Another more subtle (but no-less impactful strategy) she’s embraced, is encouraging a much wider pool of people to work for dealerships. “Sales and service have historically been tough jobs. Our network has worked quite hard to restructure the number of days people need to work, people’s bonus structures, and even bolstering part-time positions, to encourage a wider, and socially diverse pool of people to become sales agents,” she says. It was through work like this that recently saw Jones scoop the Cox Automotive Barbara Cox Woman of the Year Award in March this year. “Measures we’ve introduced include providing solutions for employing more women, who can now combine working with childcare,” she says. Just by having ‘different’, and more diverse people makes a big difference in terms of service, she argues, as customers relate better to a broader range of people.
“Even in just a short time-frame, I believe the service proposition we offer now is much better than we were able to a year ago,” she says. “I genuinely believe we’ve got fantastic service people with us now. The common feature that unites all our really great people, is that they genuinely love customer service. They love what they do, and they love providing the sort of service that people now expect. Because of this, Jones says customer service is something she wants to elevate in her sector further still, ensuring it is not to be seen as an inferior career. “Up to a point, customers will buy a product – particularly a car marque – out of historical brand loyalty.” But this unwavering advocacy, she argues, is now no longer so certain: “Brands that don’t service them as they feel they should be, will lose out. It’s as simple as that.”
Jones talked earlier about it being the way ‘companies respond’ to coronavirus that will be remembered. Right now, she says her priority is ensuring the physical health of her employees and the communities they serve is protected. “We’re already seeing our workers do volunteering; we opened up our facilities to see if they could be used for creating ventilator capacity; we’re offering free roadside assistance to anyone who works in the NHS with one of our vehicles, and we’ve committed to trying to keep our parts and workshop centres open,” she says. She adds: “In time, attention will turn to our economic health.” Until relatively recently, the group was in rude health – posting profits of€£3.34 billion for the first half of 2019, and record margins at 8.7% operating margin.
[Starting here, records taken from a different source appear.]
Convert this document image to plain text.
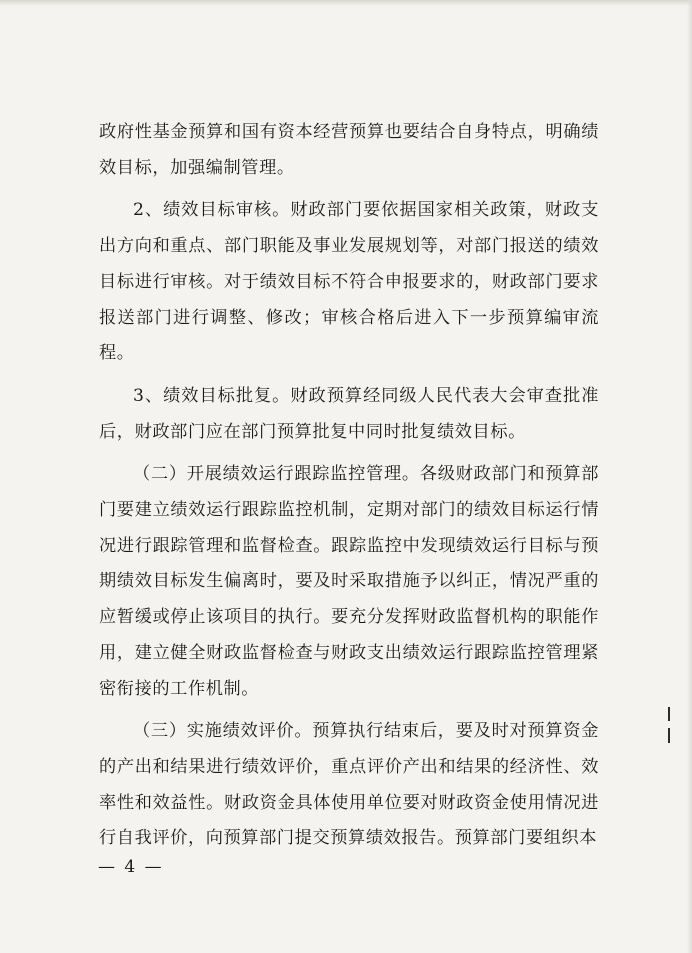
政府性基金预算和国有资本经营预算也要结合自身特点，明确绩效目标，加强编制管理。

2、绩效目标审核。财政部门要依据国家相关政策，财政支出方向和重点、部门职能及事业发展规划等，对部门报送的绩效目标进行审核。对于绩效目标不符合申报要求的，财政部门要求报送部门进行调整、修改；审核合格后进入下一步预算编审流程。

3、绩效目标批复。财政预算经同级人民代表大会审查批准后，财政部门应在部门预算批复中同时批复绩效目标。

（二）开展绩效运行跟踪监控管理。各级财政部门和预算部门要建立绩效运行跟踪监控机制，定期对部门的绩效目标运行情况进行跟踪管理和监督检查。跟踪监控中发现绩效运行目标与预期绩效目标发生偏离时，要及时采取措施予以纠正，情况严重的应暂缓或停止该项目的执行。要充分发挥财政监督机构的职能作用，建立健全财政监督检查与财政支出绩效运行跟踪监控管理紧密衔接的工作机制。

（三）实施绩效评价。预算执行结束后，要及时对预算资金的产出和结果进行绩效评价，重点评价产出和结果的经济性、效率性和效益性。财政资金具体使用单位要对财政资金使用情况进行自我评价，向预算部门提交预算绩效报告。预算部门要组织本

— 4 —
This of course, is history now. “We all thought Brexit was big, but this is something else,” she says. “People are living through something that we’ll look back on as being transformative.” But she concludes: “Yes, we have a responsibility still to our stakeholders to grow sales, but I’m clear that this shouldn’t mean doing it by being aggressive to customers. The way we communicate with customers will be telling. Customers will remember those companies that served them well. That’s the key message we all need to remember right now.”